Robin Dunne (of syfy shows Sanctuary & Defiance) is the teacher who bus drives the kids to the Miller Farm. Lacey Chalbert (of Party of Five & Black Xmas) is the remaining Miller the monster wants to kill. Of the young cast, many will recognize Richard Harmon of Bates Motel as a douchebag bully who vanishes from the film early and Brittney Wilson (also of Bates Motel) is the main antagonist besides the monster. Wilson’s Beth is only out for herself the entire film manipulating a slow-minded young man named Calvin (Iain Belcher), who can be easily persuaded, into going after a truck to return and rescue her (instead of going herself of course). Beth is vocal about Chalbert’s Kristen being served up to the monster to save her own skin. Beth, holding a knife to Kristen’s neck in one moment, is fed to a tractor when the monster itself is pulled into it thanks to Dunne’s Aaron. It was well deserved, the bitch.

 Anyway, the kids of the film have very little personality or development. Nicole Muñoz is the shy, quiet, unassuming Marie, Julia Maxwell is ruthlessly cruel Nikki (as equally repellant as Harmon’s Tyler), Reilly Dolman is the James Dean wannabe Daevon (his heroic shotgun advance on the creature in a farm house to save Aaron is short-lived), and Carlos Marks is the adult Eddie, once in love with Kristen and at odds with Aaron in the classic love triangle (any tension is quickly abandoned when the monster wreaks havoc).

When describing the monster, think Groot of Guardians of the Galaxy, except not at all lovable and quite hideous. Its face has a crater-sized mouth and sockets but no eyes. The creature kind of carries the look and movements of an arachnid sometimes, even slithering about, except it is born from the alchemy of Mother Nature’s rage. Imagine a never-formed tree always coming at you…that’s kind of what this is.

Chalbert is the key name/face of the film. Still quite lovely and talented enough to convey all the necessary emotions required when the plot, Chalbert is fitting for a bad syfy schlockfest. Besides her and Dunne, the only other actress with a character that stands out at all is Wilson, because she is such a loathsome, cowardly sort. The film itself looks for ways to dispose of the cast, including those supposedly close to Chalbert. Mostly the wooden hands burst through folks…and out of them. When Miller says that burial is the only way to rid it from them for good, I laughed at this because the creature keeps creeping of the ground!

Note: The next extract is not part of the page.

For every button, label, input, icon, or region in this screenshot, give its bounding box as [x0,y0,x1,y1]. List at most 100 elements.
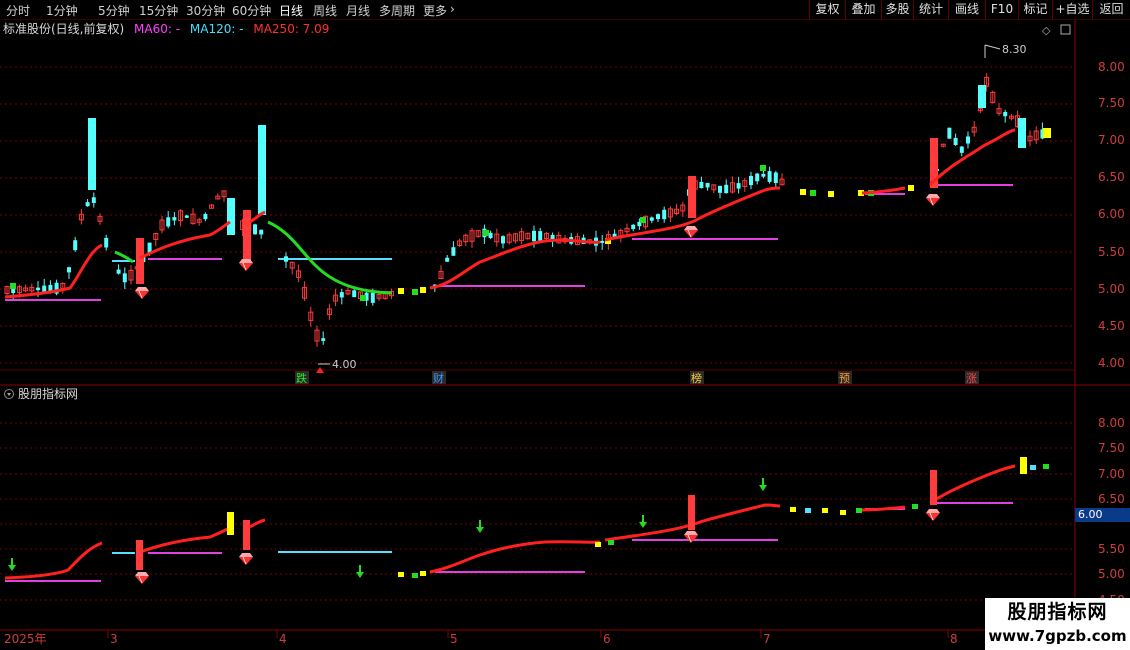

The Monster is the real star to me. I think it is really quite an oddly designed creature, but monstrous enough and intimidating enough to leave an impression. I have seen syfy with some shit creature designs in CGI, but this one actually among my favorites. The plot is shit, though, and the idea that an exploded ship would bury away the scarecrow and Chalbert could defeat it when so many others were such fodder to it is preposterous. Where this thing came from and why the Millers were its target remained a mystery never explained.

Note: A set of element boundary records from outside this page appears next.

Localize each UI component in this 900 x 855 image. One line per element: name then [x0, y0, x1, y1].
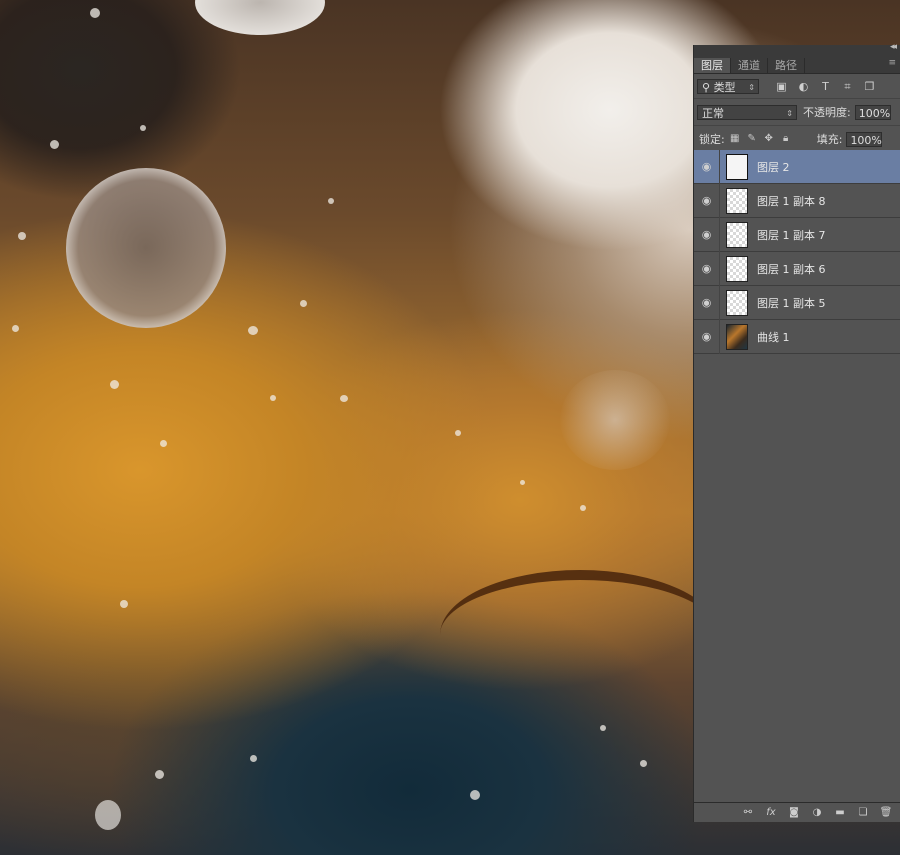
- panel-menu-icon[interactable]: ≡: [888, 58, 896, 68]
- panel-tab-bar: 图层 通道 路径 ≡: [694, 56, 900, 74]
- blend-mode-select[interactable]: 正常 ⇕: [697, 104, 797, 120]
- tab-paths[interactable]: 路径: [768, 58, 805, 73]
- panel-title-bar[interactable]: ◂◂: [694, 42, 900, 56]
- visibility-eye-icon[interactable]: ◉: [694, 183, 720, 218]
- layer-row[interactable]: ◉ 图层 1 副本 5: [694, 285, 900, 320]
- new-layer-icon[interactable]: ❏: [855, 807, 871, 818]
- shape-filter-icon[interactable]: ⌗: [839, 79, 856, 94]
- layer-row[interactable]: ◉ 图层 1 副本 6: [694, 251, 900, 286]
- collapse-panel-icon[interactable]: ◂◂: [890, 42, 897, 52]
- adjustment-icon[interactable]: ◑: [809, 807, 825, 818]
- lock-image-pixels-icon[interactable]: ✎: [745, 132, 759, 146]
- trash-icon[interactable]: 🗑︎: [878, 807, 894, 818]
- visibility-eye-icon[interactable]: ◉: [694, 319, 720, 354]
- layer-row[interactable]: ◉ 曲线 1: [694, 319, 900, 354]
- layer-thumbnail[interactable]: [726, 323, 748, 350]
- layer-name[interactable]: 图层 1 副本 7: [757, 227, 826, 243]
- layer-thumbnail[interactable]: [726, 255, 748, 282]
- layer-name[interactable]: 图层 1 副本 5: [757, 295, 826, 311]
- layer-row[interactable]: ◉ 图层 1 副本 8: [694, 183, 900, 218]
- lock-label: 锁定:: [699, 133, 725, 146]
- type-filter-icon[interactable]: T: [817, 79, 834, 94]
- opacity-input[interactable]: 100%: [854, 104, 891, 120]
- white-ink-blob: [66, 168, 226, 328]
- group-folder-icon[interactable]: ▬: [832, 807, 848, 818]
- blend-opacity-row: 正常 ⇕ 不透明度: 100%: [694, 99, 900, 126]
- fill-input[interactable]: 100%: [846, 131, 883, 147]
- layer-thumbnail[interactable]: [726, 187, 748, 214]
- layers-panel: ◂◂ 图层 通道 路径 ≡ ⚲ 类型 ⇕ ▣ ◐ T ⌗ ❐ 正常 ⇕ 不透明度…: [693, 42, 900, 822]
- layer-thumbnail[interactable]: [726, 153, 748, 180]
- lock-position-icon[interactable]: ✥: [762, 132, 776, 146]
- layer-name[interactable]: 图层 1 副本 8: [757, 193, 826, 209]
- opacity-label: 不透明度:: [803, 106, 851, 119]
- lock-all-icon[interactable]: 🔒︎: [779, 132, 793, 146]
- layer-row[interactable]: ◉ 图层 1 副本 7: [694, 217, 900, 252]
- white-ink-blob: [195, 0, 325, 35]
- fx-icon[interactable]: fx: [763, 807, 779, 818]
- link-icon[interactable]: ⚯: [740, 807, 756, 818]
- visibility-eye-icon[interactable]: ◉: [694, 251, 720, 286]
- adjustment-filter-icon[interactable]: ◐: [795, 79, 812, 94]
- visibility-eye-icon[interactable]: ◉: [694, 217, 720, 252]
- visibility-eye-icon[interactable]: ◉: [694, 285, 720, 320]
- fill-label: 填充:: [816, 133, 843, 146]
- visibility-eye-icon[interactable]: ◉: [694, 149, 720, 184]
- pixel-filter-icon[interactable]: ▣: [773, 79, 790, 94]
- layer-thumbnail[interactable]: [726, 221, 748, 248]
- search-icon: ⚲: [702, 80, 711, 94]
- layer-name[interactable]: 曲线 1: [757, 329, 790, 345]
- chevron-updown-icon: ⇕: [786, 108, 793, 118]
- lock-fill-row: 锁定: ▦ ✎ ✥ 🔒︎ 填充: 100%: [694, 126, 900, 153]
- filter-kind-select[interactable]: ⚲ 类型 ⇕: [697, 78, 759, 94]
- mask-icon[interactable]: ◙: [786, 807, 802, 818]
- light-wash-blob: [560, 370, 670, 470]
- layer-thumbnail[interactable]: [726, 289, 748, 316]
- tab-layers[interactable]: 图层: [694, 58, 731, 73]
- layer-filter-row: ⚲ 类型 ⇕ ▣ ◐ T ⌗ ❐: [694, 74, 900, 99]
- layer-row[interactable]: ◉ 图层 2: [694, 149, 900, 184]
- chevron-updown-icon: ⇕: [748, 82, 755, 92]
- panel-bottom-toolbar: ⚯ fx ◙ ◑ ▬ ❏ 🗑︎: [694, 802, 900, 822]
- layer-name[interactable]: 图层 1 副本 6: [757, 261, 826, 277]
- dark-brown-edge: [440, 570, 720, 700]
- layer-list: ◉ 图层 2 ◉ 图层 1 副本 8 ◉ 图层 1 副本 7 ◉ 图层 1 副本 6 ◉ 图层 1…: [694, 149, 900, 354]
- tab-channels[interactable]: 通道: [731, 58, 768, 73]
- lock-transparent-pixels-icon[interactable]: ▦: [728, 132, 742, 146]
- smart-object-filter-icon[interactable]: ❐: [861, 79, 878, 94]
- layer-name[interactable]: 图层 2: [757, 159, 790, 175]
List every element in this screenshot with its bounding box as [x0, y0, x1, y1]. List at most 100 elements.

I loved a couple of moments. There’s this dead body towards the end with quite a devoured face that had been operating a machine near the body of water where an old ship (later blown to bits) is. There’s a badly mangled torso of a beauty seen at the beginning who was stuck to the wall of the barn. Also there are some fine facial scars to victims as a result of the scarecrow’s abuse. My favorite could be when Daevon believes it’s gone, and it is actually above him, attached to the ceiling.
Despite some minor pluses, the film has the typical character stupidity (throw a Molotov Cocktail at the truck that is perhaps your only transport, run for the barn that has no luxury of protection to keep out the creature after you) and a plot that reeks. Still, I didn’t get bored from it…some sort of consolation, I guess.